I was back in Haditha, Iraq, where Wimberg was killed. I was in the alleyway between the two buildings re-investigating everything about his death 10 years later as a photojournalist. Then I was being shot at.

I ducked into the stairwell beneath the shooter’s window, bounded up the stairs, and kicked in a door. Inside was a family. Someone had a gun pointed at me. I fired purely on instinct. The mother screamed.

It was a baby, a baby working a fully automatic weapon. Now the baby didn’t have a head.

A little girl turned toward me, holding a rifle. She sighted in. I waited three whole seconds, begging her to drop the weapon and reading in her eyes that she would not. I shot her. Then there was a third child. This one was a boy of 12, maybe. He had a revolver. I put two rounds in his chest, center mass, and he dropped the the gun.
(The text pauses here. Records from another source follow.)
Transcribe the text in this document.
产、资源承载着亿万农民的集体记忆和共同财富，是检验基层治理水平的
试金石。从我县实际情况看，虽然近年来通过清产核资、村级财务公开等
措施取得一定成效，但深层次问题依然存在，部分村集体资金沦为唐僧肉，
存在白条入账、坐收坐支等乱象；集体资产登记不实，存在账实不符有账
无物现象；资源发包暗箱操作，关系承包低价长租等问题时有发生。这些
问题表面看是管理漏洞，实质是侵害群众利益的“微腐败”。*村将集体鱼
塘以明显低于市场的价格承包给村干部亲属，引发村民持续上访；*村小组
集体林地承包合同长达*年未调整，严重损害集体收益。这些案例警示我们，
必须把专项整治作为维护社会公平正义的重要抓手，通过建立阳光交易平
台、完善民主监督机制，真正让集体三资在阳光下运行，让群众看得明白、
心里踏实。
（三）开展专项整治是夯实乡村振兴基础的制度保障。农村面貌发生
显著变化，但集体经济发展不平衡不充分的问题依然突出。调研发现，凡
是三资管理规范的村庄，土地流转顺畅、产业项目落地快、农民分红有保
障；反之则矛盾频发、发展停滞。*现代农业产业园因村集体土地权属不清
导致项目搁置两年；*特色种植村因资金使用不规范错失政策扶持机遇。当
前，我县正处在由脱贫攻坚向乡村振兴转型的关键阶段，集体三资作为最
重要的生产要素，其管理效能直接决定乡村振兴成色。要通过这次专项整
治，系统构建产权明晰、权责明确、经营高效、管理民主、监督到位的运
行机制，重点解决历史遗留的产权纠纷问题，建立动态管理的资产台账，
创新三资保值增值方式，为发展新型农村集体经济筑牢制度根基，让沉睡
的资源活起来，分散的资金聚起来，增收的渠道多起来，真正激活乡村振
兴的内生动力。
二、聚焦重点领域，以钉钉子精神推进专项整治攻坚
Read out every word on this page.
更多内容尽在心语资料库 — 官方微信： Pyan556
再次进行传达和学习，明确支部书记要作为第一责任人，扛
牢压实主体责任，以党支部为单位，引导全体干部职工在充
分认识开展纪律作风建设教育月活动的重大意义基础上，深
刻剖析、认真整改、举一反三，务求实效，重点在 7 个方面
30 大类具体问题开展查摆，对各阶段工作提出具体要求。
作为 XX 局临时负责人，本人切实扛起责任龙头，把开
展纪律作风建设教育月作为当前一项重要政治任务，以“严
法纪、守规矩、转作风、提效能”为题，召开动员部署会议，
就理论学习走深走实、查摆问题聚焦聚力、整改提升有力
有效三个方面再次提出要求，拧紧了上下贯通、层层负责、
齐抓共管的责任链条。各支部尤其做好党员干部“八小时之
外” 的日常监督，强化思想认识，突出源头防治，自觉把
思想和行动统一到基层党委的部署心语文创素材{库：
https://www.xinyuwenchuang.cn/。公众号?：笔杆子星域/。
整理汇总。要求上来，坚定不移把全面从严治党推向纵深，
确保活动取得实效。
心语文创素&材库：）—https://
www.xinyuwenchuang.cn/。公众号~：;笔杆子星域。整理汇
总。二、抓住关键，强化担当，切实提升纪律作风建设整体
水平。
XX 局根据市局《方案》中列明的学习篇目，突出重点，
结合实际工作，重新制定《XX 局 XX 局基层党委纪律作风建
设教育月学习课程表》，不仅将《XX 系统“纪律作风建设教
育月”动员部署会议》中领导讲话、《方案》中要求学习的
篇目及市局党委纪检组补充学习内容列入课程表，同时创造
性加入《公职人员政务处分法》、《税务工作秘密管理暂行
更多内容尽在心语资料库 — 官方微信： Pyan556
“Why’d you do that?” I asked him.

He replied in English, “You killed my family.”

“I didn’t have a choice,” I said. He conceded this to me. Yes, they did both have guns. Nobody tried to argue that the baby was innocent. The baby was just another combatant.

The mother seemed to be calming down. The oldest child, the boy bleeding from the chest, seemed to be doing okay. He wasn’t moving his body at all, but the look on his face said he was going to live and that despite the two high-velocity rifle rounds to the center of his chest he’s gonna be fine.

Sure he is.

A cell phone rang in their home. Cell phones are contraband. I pulled it from a drawer and answered. It was Figueroa and Delvalle calling, Marines from my old platoon. They came up the stairs and inspected my work. Figueroa complimented my shot grouping and the boy with two bullets in his chest gave a thumbs up, confirming that they were indeed excellent shots. The baby’s head was taken clean off and the little girl was dropped dead in an instant.

As soon as they left, the father arrived. He didn’t cry. He looked around at the carnage that used to be his family and accepted this as just another bad day, and me as an unwanted guest that was staying for dinner.

That’s when I woke up.

These are the Mefloquine dreams. They were supposed to be temporary, but they’re not. They come every night. Some of them good, some of them bad, but none of them are the fleeting dreams like you had before. These dreams aren’t real. I never even made it to Haditha; yet, they form as memories, and you carry them with you forever.